The Mid-Atlantic Agrability Project (MAAP) is part of a national program sponsored by the USDA that promotes independence of farmers, watermen, loggers and poultry growers who want to continue to farm despite a disabling or health condition.
Agriculture is considered one of the most hazardous occupations in the United States. According to the National Safety Council, annually, there are 850 deaths and 140,000 disabling injuries.
When disability strikes a farm family, everything changes, except perhaps the desire to continue farming. These disabilities may include an amputation, arthritis, chronic back pain, respiratory problems, stress, spinal cord injury and other conditions.
Recognizing that drive and the critical need for farmers, the National AgrAbility Project was established with approval of the 1990 Farm Bill. The goal is to inform, educate and assist farmers and farm workers with disabilities as well as their families, so they can continue to lead successful careers in agriculture and contribute to their families, communities and our nation.

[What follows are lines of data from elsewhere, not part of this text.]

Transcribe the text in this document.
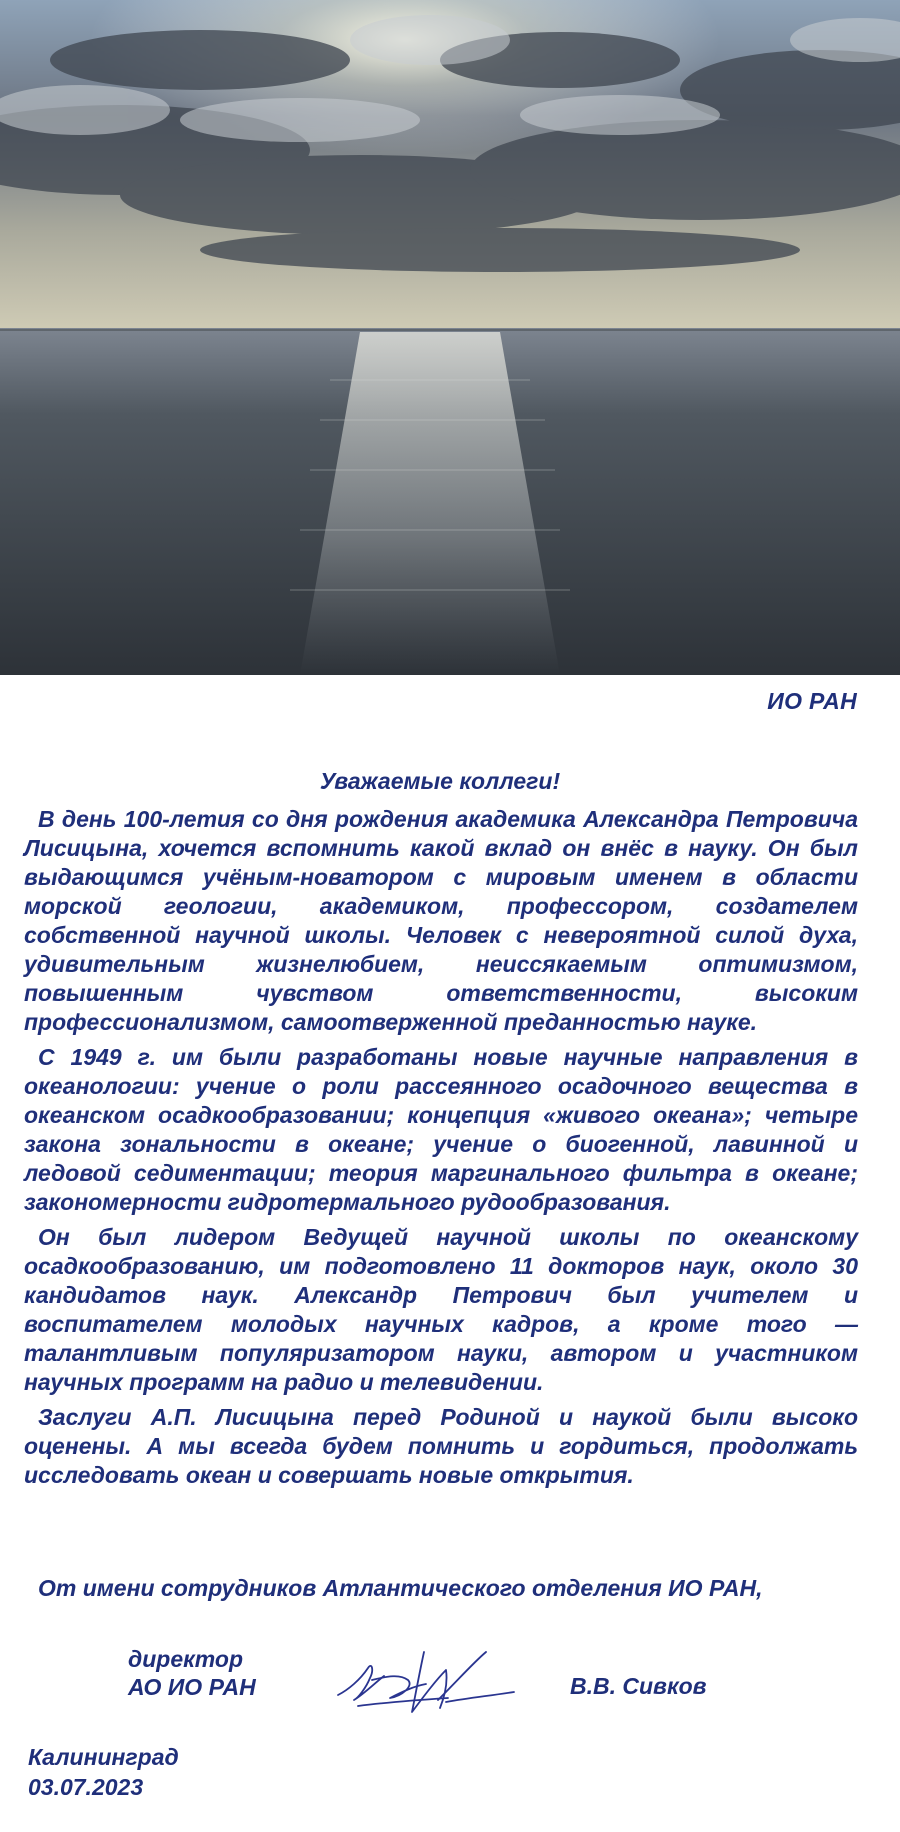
ИО РАН
Уважаемые коллеги!

В день 100-летия со дня рождения академика Александра Петровича Лисицына, хочется вспомнить какой вклад он внёс в науку. Он был выдающимся учёным-новатором с мировым именем в области морской геологии, академиком, профессором, создателем собственной научной школы. Человек с невероятной силой духа, удивительным жизнелюбием, неиссякаемым оптимизмом, повышенным чувством ответственности, высоким профессионализмом, самоотверженной преданностью науке.

С 1949 г. им были разработаны новые научные направления в океанологии: учение о роли рассеянного осадочного вещества в океанском осадкообразовании; концепция «живого океана»; четыре закона зональности в океане; учение о биогенной, лавинной и ледовой седиментации; теория маргинального фильтра в океане; закономерности гидротермального рудообразования.

Он был лидером Ведущей научной школы по океанскому осадкообразованию, им подготовлено 11 докторов наук, около 30 кандидатов наук. Александр Петрович был учителем и воспитателем молодых научных кадров, а кроме того — талантливым популяризатором науки, автором и участником научных программ на радио и телевидении.

Заслуги А.П. Лисицына перед Родиной и наукой были высоко оценены. А мы всегда будем помнить и гордиться, продолжать исследовать океан и совершать новые открытия.

От имени сотрудников Атлантического отделения ИО РАН,
директор
АО ИО РАН	В.В. Сивков
Калининград
03.07.2023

Though farming is physically demanding, modern technology can make it possible for a farmer with a physical limitation or health condition to stay on the farm and keep working. ArgAbility can make it happen by:
- Assessing the workplace
- Recommending equipment modifications
- Loaning assistive technologies and equipment
- Referring families to local service providers
- Identifying funding sources
- And much more
The Mid-Atlantic AgrAbility Project brings together experts and many partners to provide services, education, and support for farmers and their families. Currently we have support from the University of Delaware, University of Maryland and Rutgers University in collaboration with several non-profit disability and health organizations and over 25 associate partners who are assisting us in supporting farmers.